1. Mia moglie


    Data: 12/02/2020, Categorie: Etero Autore: Re Artù

    MIA MOGLIE (1) Marta ed io siamo coetanei di trenta anni destinati a sposarci fino dalle elementari: ci siamo conosciuti in parrocchia alle lezioni di catechismo prima, poi facendo parte del coro della chiesa, quindi come catechisti per i bimbi più piccoli. Le nostre famiglie si conoscevano da una vita, figli unici, educati, buon rendimento scolastico, laureati con il massimo dei voti all'università della città: lei pediatra all'ospedale ed io commercialista destinato a sostituire il suocero nello studio di famiglia ben avviato. Marta è una bella ragazza, ora donna, bionda con occhi celesti un bel seno, anche se non prorompente, un culetto alto e due gambe lunghe e toste; non si vestiva in modo appariscente quasi sempre camicetta larga e jeans, tutto coperto dal camice, un trucco leggerissimo e capelli per lo più legati a coda di cavallo. Io mi mantengo abbastanza in forma con le mie due ore di tennis settimanali e due ore di palestra, sto solo perdendo i capelli in modo un poco preoccupante, per cui li tengo con un taglio corto. Ci siamo sposati da circa due anni, senza figli, che sembrano non voler venire, con grave cruccio dei mancati nonni, ancora giovani e pronti a prendersi cura della prole,, abitiamo in un bell'attico in centro, regalatoci dai nostri genitori in occasione delle nozze, non ci manca nulla: frequentiamo ancora la parrocchia, siamo conosciuti e ben voluti da tutti: insomma rappresentiamo la coppia perfetta: giovani, innamorati, senza problemi finanziari, ...
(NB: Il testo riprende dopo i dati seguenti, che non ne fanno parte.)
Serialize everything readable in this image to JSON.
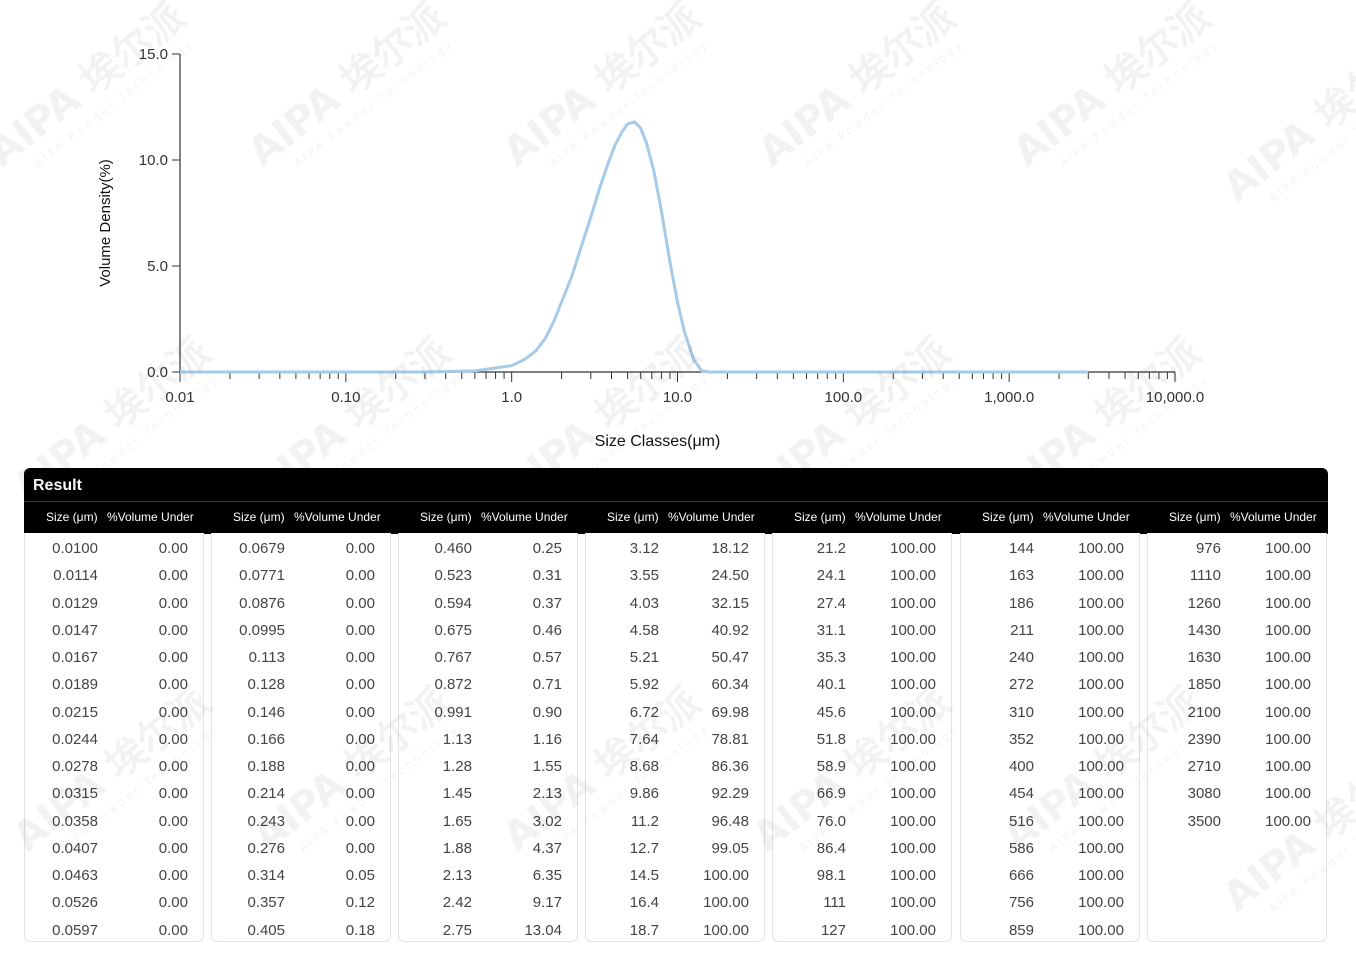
{
  "chart_data": {
    "type": "line",
    "xscale": "log",
    "xlim": [
      0.01,
      10000
    ],
    "ylim": [
      0,
      15
    ],
    "xlabel": "Size Classes(μm)",
    "ylabel": "Volume Density(%)",
    "x_tick_labels": [
      "0.01",
      "0.10",
      "1.0",
      "10.0",
      "100.0",
      "1,000.0",
      "10,000.0"
    ],
    "y_tick_labels": [
      "0.0",
      "5.0",
      "10.0",
      "15.0"
    ],
    "line_color": "#a6cbe8",
    "series": [
      {
        "x": [
          0.01,
          0.1,
          0.3,
          0.6,
          1.0,
          1.2,
          1.4,
          1.6,
          1.8,
          2.0,
          2.3,
          2.6,
          3.0,
          3.4,
          3.8,
          4.2,
          4.6,
          5.0,
          5.5,
          6.0,
          6.5,
          7.2,
          8.0,
          9.0,
          10.0,
          11.0,
          12.5,
          14.0,
          15.5,
          17.0,
          30,
          100,
          1000,
          3000
        ],
        "y": [
          0.0,
          0.0,
          0.0,
          0.05,
          0.3,
          0.6,
          1.0,
          1.6,
          2.4,
          3.3,
          4.5,
          5.8,
          7.3,
          8.7,
          9.8,
          10.7,
          11.3,
          11.7,
          11.8,
          11.5,
          10.8,
          9.5,
          7.6,
          5.2,
          3.3,
          1.9,
          0.6,
          0.05,
          0.0,
          0.0,
          0.0,
          0.0,
          0.0,
          0.0
        ]
      }
    ]
  },
  "watermark": {
    "text_cn": "埃尔派",
    "text_en": "AIPA",
    "subtext": "AIPA Powder Technology"
  },
  "table": {
    "title": "Result",
    "size_header": "Size (μm)",
    "volume_header": "%Volume Under",
    "columns": [
      {
        "size": [
          "0.0100",
          "0.0114",
          "0.0129",
          "0.0147",
          "0.0167",
          "0.0189",
          "0.0215",
          "0.0244",
          "0.0278",
          "0.0315",
          "0.0358",
          "0.0407",
          "0.0463",
          "0.0526",
          "0.0597"
        ],
        "volume": [
          "0.00",
          "0.00",
          "0.00",
          "0.00",
          "0.00",
          "0.00",
          "0.00",
          "0.00",
          "0.00",
          "0.00",
          "0.00",
          "0.00",
          "0.00",
          "0.00",
          "0.00"
        ]
      },
      {
        "size": [
          "0.0679",
          "0.0771",
          "0.0876",
          "0.0995",
          "0.113",
          "0.128",
          "0.146",
          "0.166",
          "0.188",
          "0.214",
          "0.243",
          "0.276",
          "0.314",
          "0.357",
          "0.405"
        ],
        "volume": [
          "0.00",
          "0.00",
          "0.00",
          "0.00",
          "0.00",
          "0.00",
          "0.00",
          "0.00",
          "0.00",
          "0.00",
          "0.00",
          "0.00",
          "0.05",
          "0.12",
          "0.18"
        ]
      },
      {
        "size": [
          "0.460",
          "0.523",
          "0.594",
          "0.675",
          "0.767",
          "0.872",
          "0.991",
          "1.13",
          "1.28",
          "1.45",
          "1.65",
          "1.88",
          "2.13",
          "2.42",
          "2.75"
        ],
        "volume": [
          "0.25",
          "0.31",
          "0.37",
          "0.46",
          "0.57",
          "0.71",
          "0.90",
          "1.16",
          "1.55",
          "2.13",
          "3.02",
          "4.37",
          "6.35",
          "9.17",
          "13.04"
        ]
      },
      {
        "size": [
          "3.12",
          "3.55",
          "4.03",
          "4.58",
          "5.21",
          "5.92",
          "6.72",
          "7.64",
          "8.68",
          "9.86",
          "11.2",
          "12.7",
          "14.5",
          "16.4",
          "18.7"
        ],
        "volume": [
          "18.12",
          "24.50",
          "32.15",
          "40.92",
          "50.47",
          "60.34",
          "69.98",
          "78.81",
          "86.36",
          "92.29",
          "96.48",
          "99.05",
          "100.00",
          "100.00",
          "100.00"
        ]
      },
      {
        "size": [
          "21.2",
          "24.1",
          "27.4",
          "31.1",
          "35.3",
          "40.1",
          "45.6",
          "51.8",
          "58.9",
          "66.9",
          "76.0",
          "86.4",
          "98.1",
          "111",
          "127"
        ],
        "volume": [
          "100.00",
          "100.00",
          "100.00",
          "100.00",
          "100.00",
          "100.00",
          "100.00",
          "100.00",
          "100.00",
          "100.00",
          "100.00",
          "100.00",
          "100.00",
          "100.00",
          "100.00"
        ]
      },
      {
        "size": [
          "144",
          "163",
          "186",
          "211",
          "240",
          "272",
          "310",
          "352",
          "400",
          "454",
          "516",
          "586",
          "666",
          "756",
          "859"
        ],
        "volume": [
          "100.00",
          "100.00",
          "100.00",
          "100.00",
          "100.00",
          "100.00",
          "100.00",
          "100.00",
          "100.00",
          "100.00",
          "100.00",
          "100.00",
          "100.00",
          "100.00",
          "100.00"
        ]
      },
      {
        "size": [
          "976",
          "1110",
          "1260",
          "1430",
          "1630",
          "1850",
          "2100",
          "2390",
          "2710",
          "3080",
          "3500"
        ],
        "volume": [
          "100.00",
          "100.00",
          "100.00",
          "100.00",
          "100.00",
          "100.00",
          "100.00",
          "100.00",
          "100.00",
          "100.00",
          "100.00"
        ]
      }
    ]
  }
}
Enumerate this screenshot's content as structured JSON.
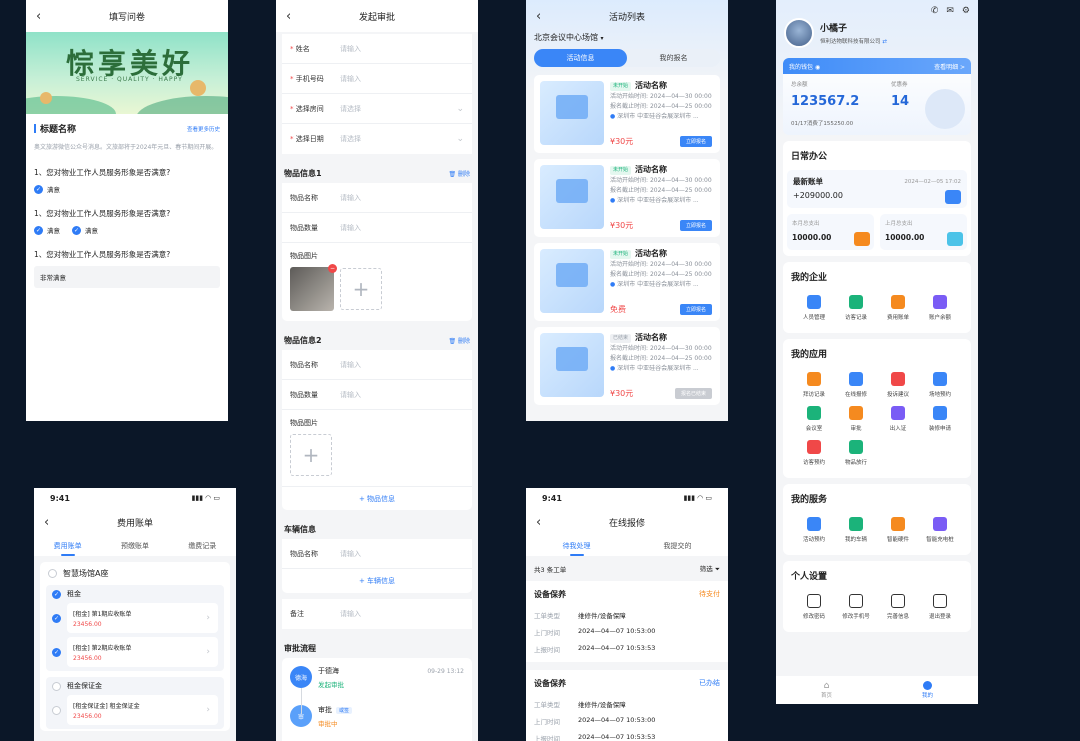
{
  "p1": {
    "nav_title": "填写问卷",
    "banner_title": "悰享美好",
    "banner_sub": "SERVICE · QUALITY · HAPPY",
    "section_title": "标题名称",
    "history_link": "查看更多历史",
    "desc": "奥文旅游微信公众号消息。文旅部将于2024年元旦、春节期间开展。",
    "q1": "1、您对物业工作人员服务形象是否满意?",
    "q1_opt": "满意",
    "q2": "1、您对物业工作人员服务形象是否满意?",
    "q2_opts": [
      "满意",
      "满意"
    ],
    "q3": "1、您对物业工作人员服务形象是否满意?",
    "q3_answer": "非常满意"
  },
  "p2": {
    "nav_title": "发起审批",
    "fields": [
      {
        "label": "姓名",
        "ph": "请输入",
        "req": true
      },
      {
        "label": "手机号码",
        "ph": "请输入",
        "req": true
      },
      {
        "label": "选择房间",
        "ph": "请选择",
        "req": true
      },
      {
        "label": "选择日期",
        "ph": "请选择",
        "req": true
      }
    ],
    "item1_title": "物品信息1",
    "item2_title": "物品信息2",
    "delete": "删除",
    "item_name": "物品名称",
    "item_qty": "物品数量",
    "item_img": "物品图片",
    "ph_input": "请输入",
    "add_item": "+ 物品信息",
    "vehicle_title": "车辆信息",
    "add_vehicle": "+ 车辆信息",
    "remark": "备注",
    "flow_title": "审批流程",
    "flow": [
      {
        "avatar": "德海",
        "name": "于德海",
        "status": "发起审批",
        "time": "09-29 13:12"
      },
      {
        "avatar": "审",
        "name": "审批",
        "tag": "或签",
        "status": "审批中",
        "time": ""
      }
    ]
  },
  "p3": {
    "nav_title": "活动列表",
    "location": "北京会议中心场馆",
    "tabs": [
      "活动信息",
      "我的报名"
    ],
    "start_label": "活动开始时间:",
    "end_label": "报名截止时间:",
    "start_time": "2024—04—30 00:00",
    "end_time": "2024—04—25 00:00",
    "addr": "深圳市 中亚硅谷会展深圳市 ...",
    "items": [
      {
        "tag": "未开始",
        "name": "活动名称",
        "price": "¥30元",
        "btn": "立即报名",
        "disabled": false
      },
      {
        "tag": "未开始",
        "name": "活动名称",
        "price": "¥30元",
        "btn": "立即报名",
        "disabled": false
      },
      {
        "tag": "未开始",
        "name": "活动名称",
        "price": "免费",
        "btn": "立即报名",
        "disabled": false
      },
      {
        "tag": "已结束",
        "name": "活动名称",
        "price": "¥30元",
        "btn": "报名已结束",
        "disabled": true
      }
    ]
  },
  "p4": {
    "name": "小橘子",
    "company": "恒利达物联科技有限公司",
    "wallet": "我的钱包",
    "wallet_link": "查看明细 >",
    "balance_label": "总余额",
    "balance": "123567.2",
    "coupon_label": "优惠券",
    "coupon": "14",
    "spent": "01/17消费了155250.00",
    "office_title": "日常办公",
    "latest_label": "最新账单",
    "latest_date": "2024—02—05 17:02",
    "latest_amount": "+209000.00",
    "month_label": "本月总支出",
    "month_amount": "10000.00",
    "last_label": "上月总支出",
    "last_amount": "10000.00",
    "ent_title": "我的企业",
    "ent": [
      {
        "icon": "user-manage-icon",
        "label": "人员管理",
        "color": "#3a86f7"
      },
      {
        "icon": "visit-record-icon",
        "label": "访客记录",
        "color": "#1bb37a"
      },
      {
        "icon": "bill-icon",
        "label": "费用账单",
        "color": "#f58a1f"
      },
      {
        "icon": "account-balance-icon",
        "label": "账户余额",
        "color": "#7a5cf5"
      }
    ],
    "app_title": "我的应用",
    "apps": [
      {
        "icon": "visit-icon",
        "label": "拜访记录",
        "color": "#f58a1f"
      },
      {
        "icon": "repair-icon",
        "label": "在线报修",
        "color": "#3a86f7"
      },
      {
        "icon": "complaint-icon",
        "label": "投诉建议",
        "color": "#f04848"
      },
      {
        "icon": "venue-icon",
        "label": "场地预约",
        "color": "#3a86f7"
      },
      {
        "icon": "meeting-room-icon",
        "label": "会议室",
        "color": "#1bb37a"
      },
      {
        "icon": "approval-icon",
        "label": "审批",
        "color": "#f58a1f"
      },
      {
        "icon": "pass-icon",
        "label": "出入证",
        "color": "#7a5cf5"
      },
      {
        "icon": "decoration-icon",
        "label": "装修申请",
        "color": "#3a86f7"
      },
      {
        "icon": "visitor-icon",
        "label": "访客预约",
        "color": "#f04848"
      },
      {
        "icon": "release-icon",
        "label": "物品放行",
        "color": "#1bb37a"
      }
    ],
    "service_title": "我的服务",
    "services": [
      {
        "icon": "activity-icon",
        "label": "活动预约",
        "color": "#3a86f7"
      },
      {
        "icon": "car-icon",
        "label": "我的车辆",
        "color": "#1bb37a"
      },
      {
        "icon": "hardware-icon",
        "label": "智能硬件",
        "color": "#f58a1f"
      },
      {
        "icon": "charging-icon",
        "label": "智能充电桩",
        "color": "#7a5cf5"
      }
    ],
    "settings_title": "个人设置",
    "settings": [
      {
        "icon": "lock-icon",
        "label": "修改密码"
      },
      {
        "icon": "phone-icon",
        "label": "修改手机号"
      },
      {
        "icon": "info-icon",
        "label": "完善信息"
      },
      {
        "icon": "power-icon",
        "label": "退出登录"
      }
    ],
    "tab_home": "首页",
    "tab_mine": "我的"
  },
  "p5": {
    "time": "9:41",
    "nav_title": "费用账单",
    "tabs": [
      "费用账单",
      "预缴账单",
      "缴费记录"
    ],
    "building": "智慧场馆A座",
    "group1": "租金",
    "bills": [
      {
        "title": "[租金] 第1期应收账单",
        "amount": "23456.00"
      },
      {
        "title": "[租金] 第2期应收账单",
        "amount": "23456.00"
      }
    ],
    "group2": "租金保证金",
    "bill3": {
      "title": "[租金保证金] 租金保证金",
      "amount": "23456.00"
    }
  },
  "p6": {
    "time": "9:41",
    "nav_title": "在线报修",
    "tabs": [
      "待我处理",
      "我提交的"
    ],
    "count": "共3 条工单",
    "filter": "筛选",
    "orders": [
      {
        "title": "设备保养",
        "status": "待支付",
        "type": "维修件/设备保障",
        "visit": "2024—04—07 10:53:00",
        "report": "2024—04—07 10:53:53"
      },
      {
        "title": "设备保养",
        "status": "已办结",
        "type": "维修件/设备保障",
        "visit": "2024—04—07 10:53:00",
        "report": "2024—04—07 10:53:53"
      }
    ],
    "lbl_type": "工单类型",
    "lbl_visit": "上门时间",
    "lbl_report": "上报时间"
  }
}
    ... impegnati nel sociale ma......già ma: nel segreto della coppia c'era qualcosa che mi angustiava: Marta dal punto di vista sessuale era del tutto inibita, naturalmente eravamo giunti vergini al matrimonio, ed ora solamente rapporti destinati ad avere bambini, che poi nemmeno venivano, in posizione del missionario, senza varianti alcuna, senza giochini né preliminari né finali. Questa situazione cominciava a pesarmi soprattutto perché a studio con le due giovani segretarie ed i due praticanti quando i discorsi finivano sul sesso, tutti avevano da raccontare delle loro esperienze con i rispettivi partners, mentre io restavo muto, facendo la figura del sostenuto: il fatto era che non avevo nulla da raccontare. Una sera tornando a casa un poco prima del solito, lasciai libera la donna che ci aiuta in casa, preparai una cenetta intima (fra i miei hobbyes c'è anche la cucina) con tanto di candele e musica d'ambiente: quando rientrò Marta, rimase un poco interdetta,”Amore, che cosa festeggiamo?” “Noi!” risposi laconicamente: Dopo cena ci sedemmo sul divano e con noncuranza le misi la mano sulla gamba, naturalmente fasciata dai jeans: mi guardò negli occhi e sorridendo mi disse:” Ho capito, precedimi in camera, arrivo subito”, “Perché non lo facciamo qui...?” le sussurrai portando la mano verso l'interno delle sue cosce, “Ma scherzi? Vogliamo sporcare tutto e poi domani la signora Maria (la donna di cui sopra n.d.a.) che penserebbe? No dai, vai in camera!” A quelle parole, sapevo già ...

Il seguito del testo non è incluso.